Environment Base

Base class for CRLD environments

source

ebase

 ebase ()

Base environment. All environments should inherit from this one.

The ebase class __init__ mostly contains consistency checks.

Core methods

These need to be implemented by a concrete environment.

The transitions tensor Tsjas' gives the probability of the environment to transition to state s', given that it was in state s and the agent chose the joint action ja.


source

ebase.TransitionTensor

 ebase.TransitionTensor ()
class slf: pass
test_fail(ebase.TransitionTensor, args=slf)

raises NotImplementedError.

The reward tensor Risjas' gives the reward agent i receives when the environment is in state s, all agents choose the join action ja, and the environment transitions to state s'.


source

ebase.RewardTensor

 ebase.RewardTensor ()
class slf: pass
test_fail(ebase.RewardTensor, args=slf)

raises NotImplementedError.

The following two “core” methods are optional. If the concrete environment class does not implement them, they default to the following:

The observation tensor Oiso gives the probability that agent i observes observation o when the environment is in state s. The default observation tensor assumes perfect observation and sets the number of observations Q to the number of states Z.


source

ebase.ObservationTensor

 ebase.ObservationTensor ()

Default observation tensor: perfect observation

class slf: Z = 2; N = 3  # dummy self for demonstration only
ebase.ObservationTensor(slf)
array([[[1., 0.],
        [0., 1.]],

       [[1., 0.],
        [0., 1.]],

       [[1., 0.],
        [0., 1.]]])

Final states Fs indicate which states of the environment cause the end of an episode. Their meaning and use within CRLD are not fully resolved yet. If an environment does not implement FinalStates they default to no final states.


source

ebase.FinalStates

 ebase.FinalStates ()

Default final states: no final states

class slf: Z = 7 # dummy self for demonstration only
ebase.FinalStates(slf)
array([0, 0, 0, 0, 0, 0, 0])

Default string representations

String representations of actions, states and observations help with interpreting the results of simulation runs. Ideally, an environment class will implement these methods with descriptive values.

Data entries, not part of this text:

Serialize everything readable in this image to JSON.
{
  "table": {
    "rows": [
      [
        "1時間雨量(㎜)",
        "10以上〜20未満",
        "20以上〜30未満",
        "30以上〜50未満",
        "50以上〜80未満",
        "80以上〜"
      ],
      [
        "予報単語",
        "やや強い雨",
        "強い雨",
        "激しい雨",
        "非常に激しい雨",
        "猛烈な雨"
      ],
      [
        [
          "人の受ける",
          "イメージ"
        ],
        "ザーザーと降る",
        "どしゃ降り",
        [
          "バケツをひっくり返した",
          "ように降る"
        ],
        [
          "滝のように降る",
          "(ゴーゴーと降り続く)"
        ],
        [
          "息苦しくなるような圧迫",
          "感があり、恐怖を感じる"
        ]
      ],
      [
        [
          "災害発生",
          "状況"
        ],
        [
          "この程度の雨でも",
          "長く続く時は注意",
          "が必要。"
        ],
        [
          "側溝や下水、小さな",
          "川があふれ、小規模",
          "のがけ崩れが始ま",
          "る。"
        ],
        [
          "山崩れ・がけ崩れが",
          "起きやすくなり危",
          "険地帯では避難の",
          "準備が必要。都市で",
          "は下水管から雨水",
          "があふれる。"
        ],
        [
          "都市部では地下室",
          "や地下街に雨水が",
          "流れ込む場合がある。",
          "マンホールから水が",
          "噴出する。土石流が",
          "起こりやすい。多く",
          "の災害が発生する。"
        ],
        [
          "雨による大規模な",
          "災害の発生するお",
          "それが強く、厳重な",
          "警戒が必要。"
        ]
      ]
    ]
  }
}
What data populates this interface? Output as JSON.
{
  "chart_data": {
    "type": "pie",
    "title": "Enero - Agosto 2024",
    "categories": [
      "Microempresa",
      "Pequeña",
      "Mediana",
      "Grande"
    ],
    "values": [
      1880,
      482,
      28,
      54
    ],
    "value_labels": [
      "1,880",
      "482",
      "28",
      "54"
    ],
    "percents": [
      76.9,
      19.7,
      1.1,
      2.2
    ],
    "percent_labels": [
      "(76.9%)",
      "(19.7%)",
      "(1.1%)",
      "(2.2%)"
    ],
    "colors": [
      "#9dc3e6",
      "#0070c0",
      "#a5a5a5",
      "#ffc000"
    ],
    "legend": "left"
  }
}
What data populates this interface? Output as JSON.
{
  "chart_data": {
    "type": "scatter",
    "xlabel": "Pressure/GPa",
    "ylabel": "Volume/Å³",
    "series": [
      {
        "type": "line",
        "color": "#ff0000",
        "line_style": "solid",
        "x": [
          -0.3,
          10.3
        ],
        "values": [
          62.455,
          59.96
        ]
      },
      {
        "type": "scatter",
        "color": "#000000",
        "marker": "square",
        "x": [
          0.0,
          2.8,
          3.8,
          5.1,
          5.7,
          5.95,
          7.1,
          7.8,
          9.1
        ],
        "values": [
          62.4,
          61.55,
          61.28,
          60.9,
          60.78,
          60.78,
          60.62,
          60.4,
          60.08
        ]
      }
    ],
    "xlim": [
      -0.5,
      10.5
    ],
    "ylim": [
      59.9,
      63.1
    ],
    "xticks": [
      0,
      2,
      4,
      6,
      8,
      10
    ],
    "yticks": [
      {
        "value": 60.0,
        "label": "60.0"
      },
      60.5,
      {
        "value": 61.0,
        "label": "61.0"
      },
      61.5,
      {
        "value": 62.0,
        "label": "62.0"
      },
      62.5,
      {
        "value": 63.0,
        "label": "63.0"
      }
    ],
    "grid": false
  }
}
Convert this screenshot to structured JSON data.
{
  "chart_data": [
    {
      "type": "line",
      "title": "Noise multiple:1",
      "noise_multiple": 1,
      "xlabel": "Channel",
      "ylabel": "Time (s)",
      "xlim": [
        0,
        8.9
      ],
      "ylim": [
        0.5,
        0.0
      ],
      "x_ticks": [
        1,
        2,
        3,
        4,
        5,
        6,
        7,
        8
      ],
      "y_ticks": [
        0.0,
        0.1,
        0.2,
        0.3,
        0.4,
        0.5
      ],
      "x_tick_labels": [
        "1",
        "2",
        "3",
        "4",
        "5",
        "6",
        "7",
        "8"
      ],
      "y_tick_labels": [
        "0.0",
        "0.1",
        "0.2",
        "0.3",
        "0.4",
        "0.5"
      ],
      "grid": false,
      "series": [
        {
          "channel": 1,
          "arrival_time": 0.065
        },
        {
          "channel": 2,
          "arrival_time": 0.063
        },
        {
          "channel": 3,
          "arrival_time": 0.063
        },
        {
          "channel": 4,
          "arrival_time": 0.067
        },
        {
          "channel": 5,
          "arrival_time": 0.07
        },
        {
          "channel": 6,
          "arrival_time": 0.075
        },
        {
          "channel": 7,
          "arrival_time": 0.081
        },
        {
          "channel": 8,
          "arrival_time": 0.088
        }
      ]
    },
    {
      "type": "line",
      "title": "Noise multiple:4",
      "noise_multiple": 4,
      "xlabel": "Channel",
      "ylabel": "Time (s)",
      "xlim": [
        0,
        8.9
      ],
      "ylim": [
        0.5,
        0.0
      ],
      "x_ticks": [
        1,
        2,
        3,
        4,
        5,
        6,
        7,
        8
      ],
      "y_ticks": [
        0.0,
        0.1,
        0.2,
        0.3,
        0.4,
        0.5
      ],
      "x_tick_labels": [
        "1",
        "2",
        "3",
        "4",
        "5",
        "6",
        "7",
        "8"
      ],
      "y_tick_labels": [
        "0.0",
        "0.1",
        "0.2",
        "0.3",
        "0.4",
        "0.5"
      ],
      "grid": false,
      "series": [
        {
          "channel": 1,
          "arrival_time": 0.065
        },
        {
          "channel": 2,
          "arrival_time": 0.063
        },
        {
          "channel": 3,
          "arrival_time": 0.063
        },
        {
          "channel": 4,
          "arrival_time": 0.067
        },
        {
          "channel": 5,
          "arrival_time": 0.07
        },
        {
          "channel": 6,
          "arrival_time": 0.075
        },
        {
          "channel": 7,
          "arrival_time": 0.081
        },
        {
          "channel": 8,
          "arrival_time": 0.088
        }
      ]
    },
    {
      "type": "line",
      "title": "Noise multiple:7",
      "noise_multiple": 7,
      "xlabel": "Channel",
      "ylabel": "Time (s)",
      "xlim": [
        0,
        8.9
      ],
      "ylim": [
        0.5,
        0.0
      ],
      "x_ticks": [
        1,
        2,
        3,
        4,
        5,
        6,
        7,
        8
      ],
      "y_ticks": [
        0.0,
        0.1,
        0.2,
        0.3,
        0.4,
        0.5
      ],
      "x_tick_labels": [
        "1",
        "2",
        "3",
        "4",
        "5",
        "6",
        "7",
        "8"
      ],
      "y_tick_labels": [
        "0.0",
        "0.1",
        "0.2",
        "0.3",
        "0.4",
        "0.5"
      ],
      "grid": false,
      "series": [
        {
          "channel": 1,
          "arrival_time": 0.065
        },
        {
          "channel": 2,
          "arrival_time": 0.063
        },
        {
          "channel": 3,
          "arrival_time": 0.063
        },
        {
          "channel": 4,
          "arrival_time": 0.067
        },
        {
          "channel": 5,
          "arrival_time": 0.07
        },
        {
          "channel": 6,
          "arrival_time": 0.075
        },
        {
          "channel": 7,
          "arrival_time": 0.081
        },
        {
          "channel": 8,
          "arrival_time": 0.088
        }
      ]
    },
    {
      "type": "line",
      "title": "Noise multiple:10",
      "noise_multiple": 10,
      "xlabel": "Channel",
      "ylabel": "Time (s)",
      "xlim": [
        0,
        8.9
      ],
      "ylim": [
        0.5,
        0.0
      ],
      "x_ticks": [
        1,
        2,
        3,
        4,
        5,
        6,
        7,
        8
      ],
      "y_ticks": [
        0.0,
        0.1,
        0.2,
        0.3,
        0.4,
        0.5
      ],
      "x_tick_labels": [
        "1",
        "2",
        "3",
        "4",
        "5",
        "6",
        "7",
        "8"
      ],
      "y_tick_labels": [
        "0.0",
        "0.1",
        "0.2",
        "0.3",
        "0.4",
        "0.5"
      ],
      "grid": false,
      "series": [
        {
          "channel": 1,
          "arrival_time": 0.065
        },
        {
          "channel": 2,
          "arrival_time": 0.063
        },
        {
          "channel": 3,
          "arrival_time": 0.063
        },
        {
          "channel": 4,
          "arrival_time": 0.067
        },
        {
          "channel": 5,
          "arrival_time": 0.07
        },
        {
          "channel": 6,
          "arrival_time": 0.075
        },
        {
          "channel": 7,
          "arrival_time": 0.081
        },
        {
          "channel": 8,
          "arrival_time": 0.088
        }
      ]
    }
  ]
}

To show these methods here we create a dummy “self” of 2 environmental states, containing 3 agents with 4 actions and 5 observations of the environmental states.

# dummy self of 2 environmental 2 agents with 3 actions in an environment
class slf: Z = 2; N = 3; M=4; Q=5

source

ebase.actions

 ebase.actions ()

Default action set representations act_im.

ebase.actions(slf)
[['0', '1', '2', '3'], ['0', '1', '2', '3'], ['0', '1', '2', '3']]

source

ebase.states

 ebase.states ()

Default state set representation state_s.

ebase.states(slf)
['0', '1']

source

ebase.observations

 ebase.observations ()

Default observation set representations obs_io.

ebase.observations(slf)
[['0', '1', '2', '3', '4'],
 ['0', '1', '2', '3', '4'],
 ['0', '1', '2', '3', '4']]

source

ebase.__repr__

 ebase.__repr__ ()

Return repr(self).


source

ebase.__str__

 ebase.__str__ ()

Return str(self).


source

ebase.id

 ebase.id ()

Returns id string of environment

Interactive use

Environments can also be used interactivly, e.g., with iterative learning algorithms. For this purpose we provide the OpenAI Gym [step](https://wbarfuss.github.io/pyCRLD/Agents/avaluebase.html#step) Interface.


source

ebase.step

 ebase.step (jA:Iterable)

Iterate the environment one step forward.

Type Details
jA Iterable joint actions
Returns tuple (observations_i, rewards_i, done, info)

source

ebase.observation

 ebase.observation ()

Possibly random observation for each agent from the current state.